I spied a book on Eleanor’s shelf today, as I replaced the Murakami tome I had finished last night. I was drawn to it because the author’s name is “Kurkov” which appealed to my Russophile nature. I drew it from its shelf and found myself with a book that stunned me. “Death and the Penguin” about a Ukrainian author who lives with his zoo-rescued penguin in a flat in Kiev. Whilst I don’t subscribe to religion of any type, I do firmly believe I was a penguin in a previous life, and my time in Kiev defines a part of me. And God knows I am trying to be an author.

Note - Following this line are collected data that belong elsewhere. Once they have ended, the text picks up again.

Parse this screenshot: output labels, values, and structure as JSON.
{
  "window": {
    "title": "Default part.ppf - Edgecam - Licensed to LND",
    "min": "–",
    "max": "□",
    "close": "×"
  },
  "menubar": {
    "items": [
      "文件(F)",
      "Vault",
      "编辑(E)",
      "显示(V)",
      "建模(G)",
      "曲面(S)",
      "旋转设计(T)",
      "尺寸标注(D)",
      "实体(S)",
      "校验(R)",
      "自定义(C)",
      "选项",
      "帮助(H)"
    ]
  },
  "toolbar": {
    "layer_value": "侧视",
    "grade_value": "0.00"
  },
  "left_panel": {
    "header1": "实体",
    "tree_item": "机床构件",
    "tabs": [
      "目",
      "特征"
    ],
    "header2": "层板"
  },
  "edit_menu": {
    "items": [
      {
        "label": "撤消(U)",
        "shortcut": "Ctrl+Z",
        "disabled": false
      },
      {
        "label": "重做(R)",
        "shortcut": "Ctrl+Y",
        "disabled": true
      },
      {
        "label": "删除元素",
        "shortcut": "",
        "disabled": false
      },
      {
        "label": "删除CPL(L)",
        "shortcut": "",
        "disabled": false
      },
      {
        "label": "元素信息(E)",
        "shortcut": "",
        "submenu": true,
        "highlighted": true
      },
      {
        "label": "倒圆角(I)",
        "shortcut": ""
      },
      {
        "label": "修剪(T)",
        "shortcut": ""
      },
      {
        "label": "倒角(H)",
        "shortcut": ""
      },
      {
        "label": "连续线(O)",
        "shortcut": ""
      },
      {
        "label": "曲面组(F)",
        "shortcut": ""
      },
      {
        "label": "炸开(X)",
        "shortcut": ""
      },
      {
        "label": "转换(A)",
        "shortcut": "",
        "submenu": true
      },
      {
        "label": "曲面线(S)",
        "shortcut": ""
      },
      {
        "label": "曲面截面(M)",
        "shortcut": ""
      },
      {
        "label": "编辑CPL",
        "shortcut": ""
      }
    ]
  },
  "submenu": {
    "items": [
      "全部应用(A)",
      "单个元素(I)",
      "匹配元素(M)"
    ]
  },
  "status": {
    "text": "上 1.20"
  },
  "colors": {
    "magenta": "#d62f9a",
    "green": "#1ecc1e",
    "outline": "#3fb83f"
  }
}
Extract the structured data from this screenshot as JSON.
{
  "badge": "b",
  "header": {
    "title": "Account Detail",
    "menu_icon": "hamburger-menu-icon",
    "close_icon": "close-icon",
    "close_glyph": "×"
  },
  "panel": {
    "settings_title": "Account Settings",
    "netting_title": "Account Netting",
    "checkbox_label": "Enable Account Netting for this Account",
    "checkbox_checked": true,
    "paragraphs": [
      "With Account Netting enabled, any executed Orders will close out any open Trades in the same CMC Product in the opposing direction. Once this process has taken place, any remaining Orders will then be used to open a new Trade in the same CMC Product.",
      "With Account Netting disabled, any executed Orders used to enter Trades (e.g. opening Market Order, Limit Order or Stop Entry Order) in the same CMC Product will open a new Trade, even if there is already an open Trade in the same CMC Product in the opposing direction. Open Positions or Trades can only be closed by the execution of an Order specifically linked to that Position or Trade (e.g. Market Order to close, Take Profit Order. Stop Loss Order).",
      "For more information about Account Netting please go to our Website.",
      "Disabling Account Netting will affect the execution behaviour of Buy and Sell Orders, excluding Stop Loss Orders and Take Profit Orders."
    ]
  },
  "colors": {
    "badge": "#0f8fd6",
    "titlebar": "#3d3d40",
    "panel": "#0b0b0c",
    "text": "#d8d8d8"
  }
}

The discovery of this book was all the excuse I needed at 4 in the afternoon of a Friday, and I closed down, tidied up, and printed off. CV in hand I hauled arse to The Chamberlayne pub down the road, who had advised me to bring in my unsuited resume earlier in the week. A new book, a pint or two, and the excuse of job hunting. All good.

So, I ordered a pint of Staropramen and handed over the sheaf of papers (which include references from Rodda and my brother in regards to bar work) to the barman. I sat and read the book, immersed as a penguin in the Dnipro, and as unlikely.

I met an author, @benjohncock, on Wednesday evening, at an event he and a good friend of mine had organised via twitter. And then on Thursday I visited the pub asking for work. The bloke I spoke to in the pub looked like Ben, and the two are merged in my mind. As if trying to elucidate the differences between two beers, 24 hours after drinking them. Anyway, this evening I felt like I knew the barman, but of course I didn’t.

As I started my second pint, a woman with a foreign accent spun behind the bar, knocking a pint flying on her way. She gave what can only be described as a Gallic shrug. She set about replacing the spilt beer, but insolently. And sexily. I knew before she spoke that she was French. She chattered awhile and my ear tuned in. This is in no small part to the re-arrival of Florine in my life, but more of her another time.

Sitting at the end of the bar as I was, those that stood near me were there only briefly. At one stage a man ordered a pint of Stella and then spoke with Ben-that-isn’t-Ben in a Slavic language, and I just had to know if they were speaking Russian. With everything before, it would have been a coincidence of note. Ben-that-isn’t-Ben furnished me with the fact that it was in fact Serbo-Croat.

And then something happened. I was taken in a reverie, no doubt dreaming up some shit to write about (possibly even this) and I found I was looking directly into the eyes of the French barmaid. This is no epiphany of love; I’m not about to Valentine you with first sight insanity. I merely thought about the French language. Formulated badly constructed phrases, delved my GCSE knowledge for tenses and gender. I tried to think in French – if for no other reason, it will help with my emails to Florine.

And then a Frenchman stood next to me. At first he ordered a pint of Stella (this is a decent pub with a selection of far better lagers), and made some calls. In French and in English and I got carried away, thinking of him conducting affairs and marriages in two languages. For some reason, I took out my notebook and wrote this (fearful eavesdropper that I am);

“He’s stood right next to me, the Frenchman. He describes the pub as La Chamberlayne in an exaggerated French way. I’ve already presumed he wants to meet his wife here for dinner. Or maybe his mistress. All I can think of in my defence should my nosiness (eariness?) be rightfully challenged is, “Je m’excuse, mais je comprends que j’ecoute.”

We can agree that the poverty of my French is outstripped only by the paucity of any social skills.